Today, there are about 300 certification programs and titles available in the United States in safety, health, environment and ergonomics. The growth in titles creates many questions for potential buyers and users of these programs. What characteristics define quality? How does safety certification add value? What makes one safety certification more worthwhile than another?
Many employers and government organizations rely on the certification process to select employees or award contracts. Accredited peer certification programs set standards and evaluate people against the standards. The standards include minimum requirements for education/training and experience and demonstrated knowledge and skill through examinations.
Accreditation of peer certification programs provides an independent, third-party evaluation of many factors which contribute to ensuring candidates, certificate holders, employers, government agencies and the public that a certification program operates fairly, openly and effectively. The two organizations most commonly awarding accreditation in the environmental, safety, and health fields are the National Commission for Certifying Agencies (NCCA) and the American National Standards Institute's (ANSI) administration of the ISO 17024 standard. Both organizations evaluate peer certification boards for compliance with national and international standards.

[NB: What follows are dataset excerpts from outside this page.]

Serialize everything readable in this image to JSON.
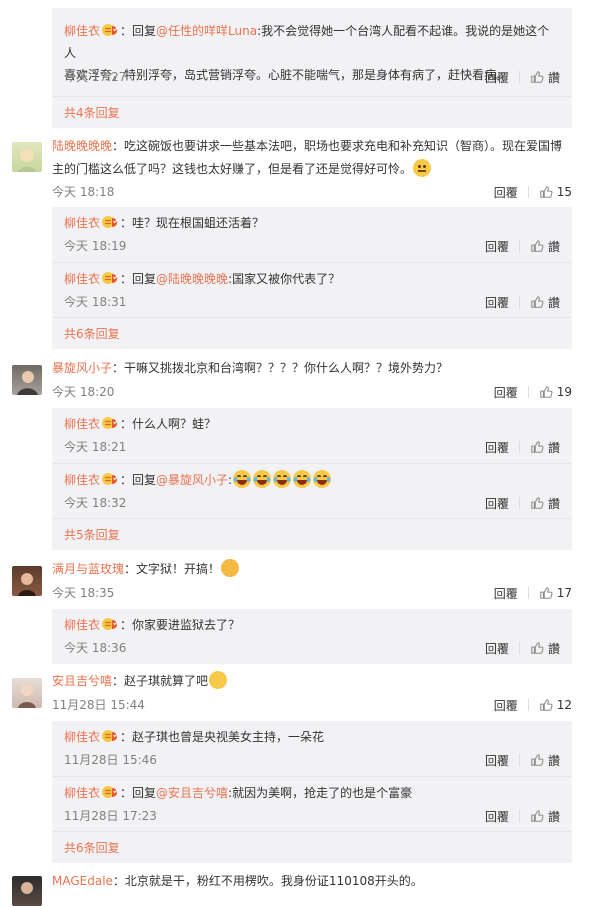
{
  "actions": {
    "reply_label": "回覆",
    "like_label": "讚"
  },
  "colors": {
    "link": "#eb7350",
    "reply_bg": "#f2f2f5"
  },
  "thread0": {
    "reply": {
      "user": "柳佳衣",
      "prefix": "：回复",
      "mention": "@任性的咩咩Luna",
      "text1": ":我不会觉得她一个台湾人配看不起谁。我说的是她这个人",
      "text2": "喜欢浮夸，特别浮夸，岛式营销浮夸。心脏不能喘气，那是身体有病了，赶快看病。",
      "time": "今天 17:27"
    },
    "total": "共4条回复"
  },
  "comments": [
    {
      "user": "陆晚晚晚晚",
      "line1": "：吃这碗饭也要讲求一些基本法吧，职场也要求充电和补充知识（智商）。现在爱国博",
      "line2": "主的门槛这么低了吗？这钱也太好赚了，但是看了还是觉得好可怜。",
      "time": "今天 18:18",
      "likes": "15",
      "replies": [
        {
          "user": "柳佳衣",
          "text": "：哇？现在根国蛆还活着？",
          "time": "今天 18:19"
        },
        {
          "user": "柳佳衣",
          "prefix": "：回复",
          "mention": "@陆晚晚晚晚",
          "text": ":国家又被你代表了？",
          "time": "今天 18:31"
        }
      ],
      "total": "共6条回复"
    },
    {
      "user": "暴旋风小子",
      "line1": "：干嘛又挑拨北京和台湾啊？？？？你什么人啊？？境外势力？",
      "time": "今天 18:20",
      "likes": "19",
      "replies": [
        {
          "user": "柳佳衣",
          "text": "：什么人啊？蛙？",
          "time": "今天 18:21"
        },
        {
          "user": "柳佳衣",
          "prefix": "：回复",
          "mention": "@暴旋风小子",
          "text": ":",
          "time": "今天 18:32"
        }
      ],
      "total": "共5条回复"
    },
    {
      "user": "满月与蓝玫瑰",
      "line1": "：文字狱！开搞！",
      "time": "今天 18:35",
      "likes": "17",
      "replies": [
        {
          "user": "柳佳衣",
          "text": "：你家要进监狱去了？",
          "time": "今天 18:36"
        }
      ]
    },
    {
      "user": "安且吉兮嘻",
      "line1": "：赵子琪就算了吧",
      "time": "11月28日 15:44",
      "likes": "12",
      "replies": [
        {
          "user": "柳佳衣",
          "text": "：赵子琪也曾是央视美女主持，一朵花",
          "time": "11月28日 15:46"
        },
        {
          "user": "柳佳衣",
          "prefix": "：回复",
          "mention": "@安且吉兮嘻",
          "text": ":就因为美啊，抢走了的也是个富豪",
          "time": "11月28日 17:23"
        }
      ],
      "total": "共6条回复"
    },
    {
      "user": "MAGEdale",
      "line1": "：北京就是干，粉红不用楞吹。我身份证110108开头的。"
    }
  ]
}
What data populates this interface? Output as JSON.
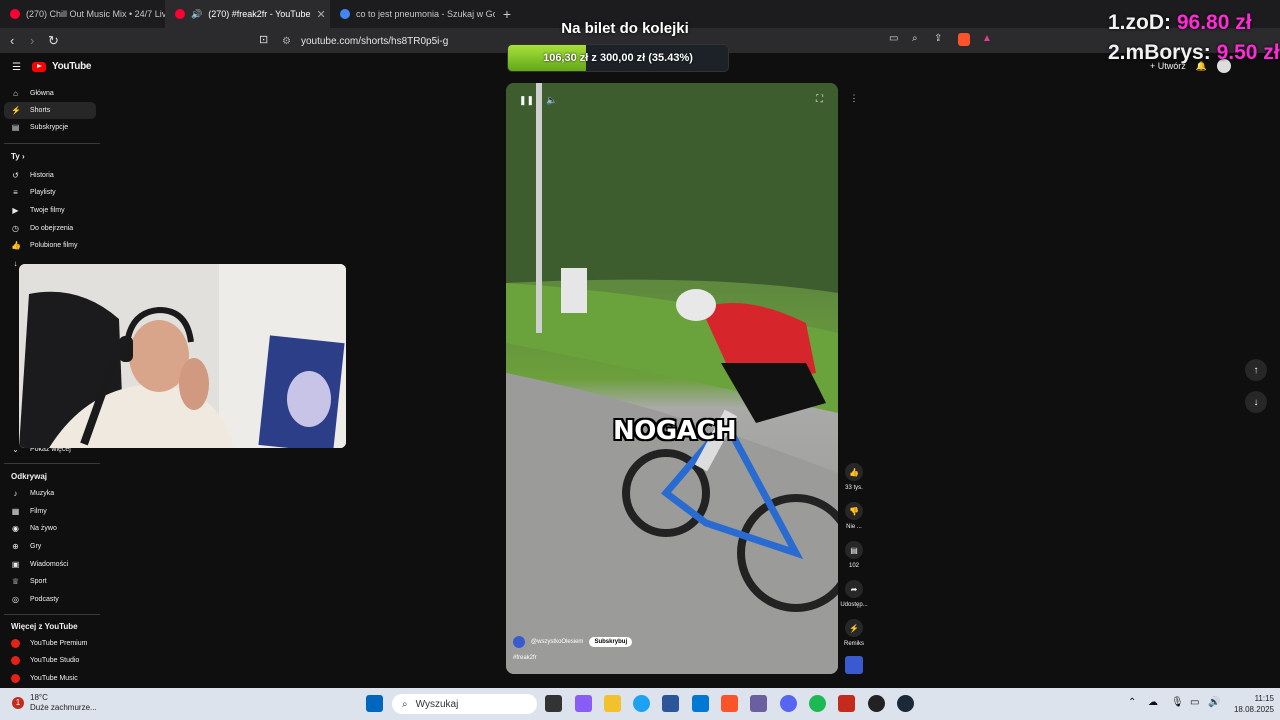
{
  "browser": {
    "tabs": [
      {
        "title": "(270) Chill Out Music Mix • 24/7 Live",
        "active": false
      },
      {
        "title": "(270) #freak2fr - YouTube",
        "active": true
      },
      {
        "title": "co to jest pneumonia - Szukaj w Goo",
        "active": false
      }
    ],
    "url": "youtube.com/shorts/hs8TR0p5i-g"
  },
  "overlay": {
    "goal_title": "Na bilet do kolejki",
    "goal_text": "106,30 zł z 300,00 zł (35.43%)",
    "goal_fraction": 0.3543,
    "leaderboard": [
      {
        "rank": "1.",
        "name": "zoD:",
        "amount": "96.80 zł"
      },
      {
        "rank": "2.",
        "name": "mBorys:",
        "amount": "9.50 zł"
      }
    ]
  },
  "youtube": {
    "logo": "YouTube",
    "create_label": "Utwórz",
    "sidebar": {
      "main": [
        "Główna",
        "Shorts",
        "Subskrypcje"
      ],
      "you_heading": "Ty",
      "you": [
        "Historia",
        "Playlisty",
        "Twoje filmy",
        "Do obejrzenia",
        "Polubione filmy"
      ],
      "show_more": "Pokaż więcej",
      "explore_heading": "Odkrywaj",
      "explore": [
        "Muzyka",
        "Filmy",
        "Na żywo",
        "Gry",
        "Wiadomości",
        "Sport",
        "Podcasty"
      ],
      "more_heading": "Więcej z YouTube",
      "more": [
        "YouTube Premium",
        "YouTube Studio",
        "YouTube Music"
      ]
    },
    "short": {
      "caption": "NOGACH",
      "channel": "@wszystkoOlesiem",
      "subscribe": "Subskrybuj",
      "hashtag": "#freak2fr",
      "likes": "33 tys.",
      "dislike": "Nie ...",
      "comments": "102",
      "share": "Udostęp...",
      "remix": "Remiks"
    }
  },
  "taskbar": {
    "weather_temp": "18°C",
    "weather_desc": "Duże zachmurze...",
    "search_placeholder": "Wyszukaj",
    "time": "11:15",
    "date": "18.08.2025"
  }
}
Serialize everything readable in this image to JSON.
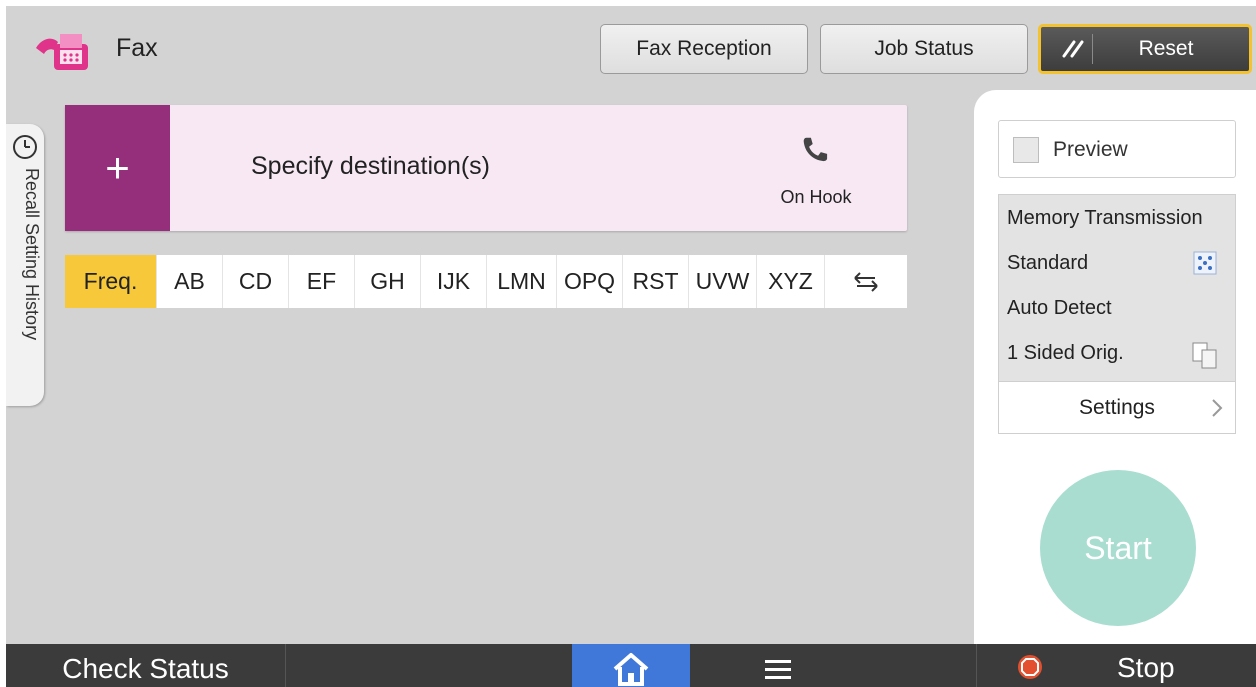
{
  "header": {
    "title": "Fax",
    "fax_reception_label": "Fax Reception",
    "job_status_label": "Job Status",
    "reset_label": "Reset"
  },
  "recall": {
    "label": "Recall Setting History"
  },
  "destination": {
    "add_symbol": "+",
    "label": "Specify destination(s)",
    "on_hook_label": "On Hook"
  },
  "index_tabs": [
    {
      "label": "Freq.",
      "active": true
    },
    {
      "label": "AB"
    },
    {
      "label": "CD"
    },
    {
      "label": "EF"
    },
    {
      "label": "GH"
    },
    {
      "label": "IJK"
    },
    {
      "label": "LMN"
    },
    {
      "label": "OPQ"
    },
    {
      "label": "RST"
    },
    {
      "label": "UVW"
    },
    {
      "label": "XYZ"
    }
  ],
  "right_panel": {
    "preview_label": "Preview",
    "preview_checked": false,
    "transmission_mode": "Memory Transmission",
    "resolution": "Standard",
    "original_type": "Auto Detect",
    "sides": "1 Sided Orig.",
    "settings_label": "Settings",
    "start_label": "Start"
  },
  "bottom_bar": {
    "check_status_label": "Check Status",
    "stop_label": "Stop"
  },
  "colors": {
    "accent_purple": "#952f7b",
    "active_tab_yellow": "#f7c93a",
    "start_green": "#a8ddd0",
    "home_blue": "#3f78d9",
    "reset_border": "#f2c230"
  },
  "icons": {
    "app": "fax-machine-icon",
    "reset": "reset-slash-icon",
    "recall": "clock-icon",
    "phone": "phone-handset-icon",
    "switch": "swap-arrows-icon",
    "resolution": "resolution-icon",
    "duplex": "duplex-icon",
    "chevron": "chevron-right-icon",
    "home": "home-icon",
    "menu": "menu-icon",
    "stop": "stop-icon"
  }
}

Quality standards for certification programs include fairness to candidates, valid and reliable examinations, high quality questions, passing scores, security of examination materials, open governance and financial practices, and re-certification.
A safety certification not meeting these standards is not valuable and could waste time, effort and money.

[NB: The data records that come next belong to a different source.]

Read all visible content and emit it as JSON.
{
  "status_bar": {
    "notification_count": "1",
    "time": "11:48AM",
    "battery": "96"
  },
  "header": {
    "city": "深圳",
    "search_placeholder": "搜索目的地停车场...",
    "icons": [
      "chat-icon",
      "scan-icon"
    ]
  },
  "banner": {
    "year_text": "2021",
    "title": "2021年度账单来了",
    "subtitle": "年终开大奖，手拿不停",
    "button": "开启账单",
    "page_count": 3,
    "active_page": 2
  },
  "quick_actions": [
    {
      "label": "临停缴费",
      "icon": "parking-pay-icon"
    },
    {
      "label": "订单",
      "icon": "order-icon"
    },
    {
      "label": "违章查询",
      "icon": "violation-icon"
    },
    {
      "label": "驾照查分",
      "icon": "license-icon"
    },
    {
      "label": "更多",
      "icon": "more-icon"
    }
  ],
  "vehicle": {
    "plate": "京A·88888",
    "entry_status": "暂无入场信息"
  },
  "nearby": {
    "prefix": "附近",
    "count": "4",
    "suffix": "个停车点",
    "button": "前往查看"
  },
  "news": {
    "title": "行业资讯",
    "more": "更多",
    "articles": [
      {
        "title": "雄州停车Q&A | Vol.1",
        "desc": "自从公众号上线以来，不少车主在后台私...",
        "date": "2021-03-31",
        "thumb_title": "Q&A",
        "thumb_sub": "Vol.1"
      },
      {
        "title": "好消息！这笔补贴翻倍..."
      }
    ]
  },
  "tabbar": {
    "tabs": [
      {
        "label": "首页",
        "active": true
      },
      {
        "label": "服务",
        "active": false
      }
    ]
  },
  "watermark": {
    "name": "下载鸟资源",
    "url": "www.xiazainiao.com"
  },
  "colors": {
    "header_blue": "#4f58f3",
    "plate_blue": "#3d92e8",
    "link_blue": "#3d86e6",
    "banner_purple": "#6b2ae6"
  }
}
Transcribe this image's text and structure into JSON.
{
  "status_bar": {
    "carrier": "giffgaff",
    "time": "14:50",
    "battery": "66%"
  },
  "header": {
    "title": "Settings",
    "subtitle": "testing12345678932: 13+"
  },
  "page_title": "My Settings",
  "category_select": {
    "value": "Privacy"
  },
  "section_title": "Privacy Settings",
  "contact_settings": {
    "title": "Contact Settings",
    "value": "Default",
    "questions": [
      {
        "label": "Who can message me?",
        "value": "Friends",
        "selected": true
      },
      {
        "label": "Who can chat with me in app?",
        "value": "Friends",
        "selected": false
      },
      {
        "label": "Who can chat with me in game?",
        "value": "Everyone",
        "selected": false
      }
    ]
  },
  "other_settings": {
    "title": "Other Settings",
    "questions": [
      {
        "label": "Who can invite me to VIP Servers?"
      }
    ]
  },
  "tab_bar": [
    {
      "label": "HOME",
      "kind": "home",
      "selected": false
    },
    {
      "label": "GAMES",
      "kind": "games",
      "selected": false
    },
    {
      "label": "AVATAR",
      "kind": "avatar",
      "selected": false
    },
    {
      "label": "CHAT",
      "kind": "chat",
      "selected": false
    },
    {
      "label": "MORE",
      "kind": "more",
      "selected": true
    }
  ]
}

Fairness to Candidates. This includes non-discrimination policies in applications and testing admission. It also means eligibility is independent of memberships in organizations.
Valid and Reliable Examinations. A valid examination is one which follows acceptable procedures to identify what subjects should be included on the examination. Certification examinations should cover only those subjects which are relevant, important or critical in the practice for which the certification is issued. The acceptable procedures normally use job analysis and validation surveys to define the examination blueprint. Validation procedures are relatively expensive and time consuming to complete and, as a result, some certification programs forgo them. For example, BCSP recently spent about $100,000 in a study involving about 1,500 safety professionals to re-validate professional safety practice and update the blueprint for CSP examinations.

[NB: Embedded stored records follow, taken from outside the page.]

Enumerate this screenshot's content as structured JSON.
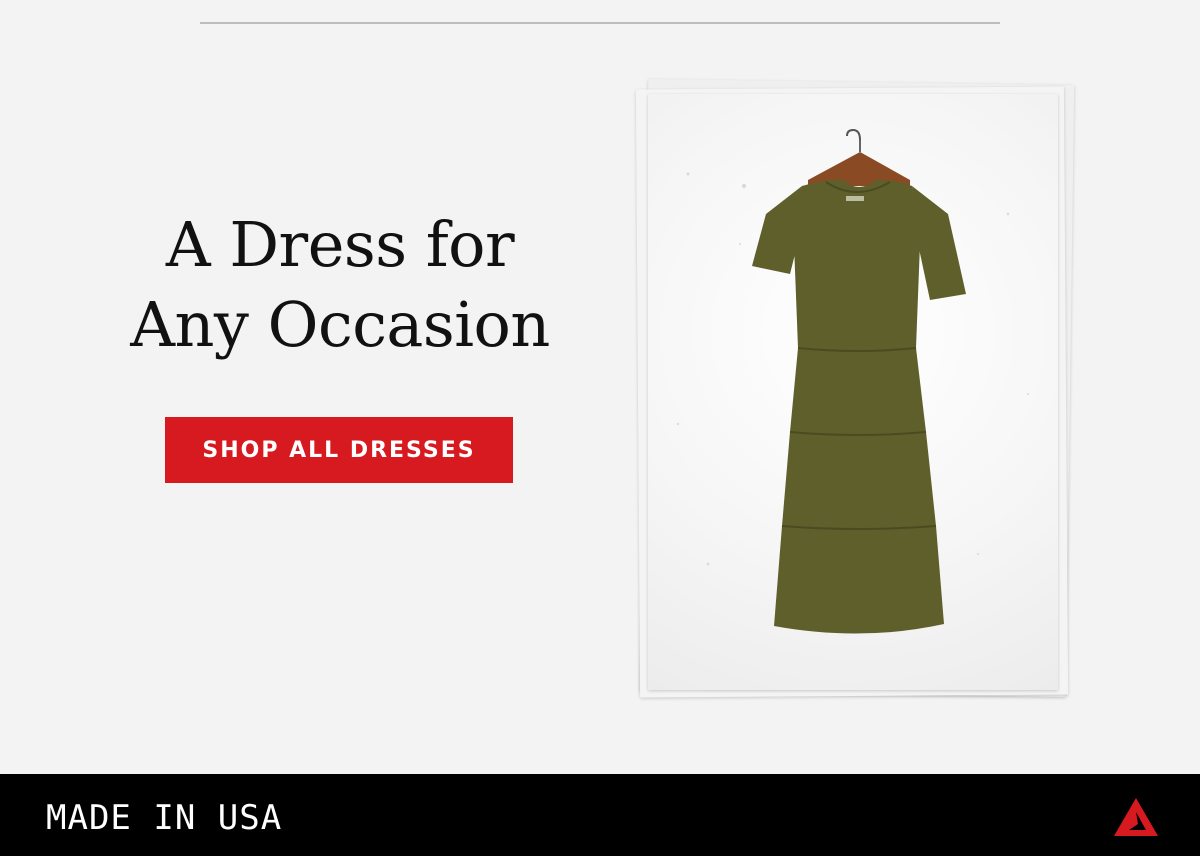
{
  "headline": {
    "line1": "A Dress for",
    "line2": "Any Occasion"
  },
  "cta": {
    "label": "SHOP ALL DRESSES"
  },
  "product": {
    "icon": "dress-image",
    "color": "#5f5f2c"
  },
  "footer": {
    "text": "MADE IN USA",
    "logo_icon": "brand-triangle-logo-icon",
    "logo_color": "#d71920"
  },
  "colors": {
    "background": "#f3f3f3",
    "accent": "#d71920",
    "footer": "#000000"
  }
}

High Quality Questions. Writing questions for a certification examination is a complicated process. Generally, those in practice are a major source of draft examination questions. Then, the questions go through a sequence of edits. In multiple choice questions, all choices must be valid and the questions must have a recognized reference for the correct answer. Every question has to contribute to the examination goal of deciding whether a candidate has the minimum knowledge and skill applicable to the practice covered by the certification.
Passing Scores. Passing scores on certification examinations must be fair for all candidates. Certification examination scores are pass-fail scores. The goal is to determine whether a candidate meets a minimum level of competence as determined by the cut score or passing score.
Certification examinations cannot use arbitrary (academic-style) or normative (achievement test-style) scoring methods, because they do not ensure all candidates have an equal chance to pass the examination. A common procedure used to set the passing score or cut score for certification examinations is the Angoff Method. Each member of a panel of experts rates each question on the examination in terms of what portion of the candidates who are just good enough to practice in the area covered by the examination will know the answer. This process weights such things as difficulty and universal application in various job settings. The rater will expect fewer candidates to get difficult questions right and many to answer the easy questions correctly. A mean across all questions and all raters determines the passing score.
Security of Examination Materials. Proper security of examination materials, whether questions are in draft form, included on an examination, on paper or in electronic format, is critical to the credibility of a certification. Compromise of examination security can destroy the value of the certification.
Open Governance and Financial Reports. Open governance ensures those controlling qualifications, examinations, and candidate evaluations represent those in practice. Open governance includes public representation and the impact of the practice for the public. It means nominations and elections are not controlled exclusively by a few.
Open financial practices ensure there is a clear accounting of fees, income and expenditures, so individuals involved with the certification are not benefiting personally and the certification has sufficient resources to exist. Reserve funds are needed to carry the cost of periodic validation studies and to keep up with and invest in technology needed for administration.
Re-certification. Another common requirement for quality certification programs is re-certification. The objective is to ensure that certificate holders keep up with the practice through continuing education and related activities. Accreditation standards typically require certificate holders to re-certify at least every five years.
Importance of Certification on the Rise
Why is there a growth in certifications? Both employers and employees are increasingly relying on certification because many people working in human resources do not know the details of a particular area of practice. Employers understand candidates who have a certification from a quality source demonstrate competence through independent assessment. They routinely request applicants hold these certifications to help select qualified and competent candidates for employment.
When shopping for a safety certification, it is imperative to review the quality of the programs using the above criteria. Holding accredited certifications, holding dual certifications and demonstrating competency through quality certification programs can open doors to employment, advancement, leadership, contracts and compensation.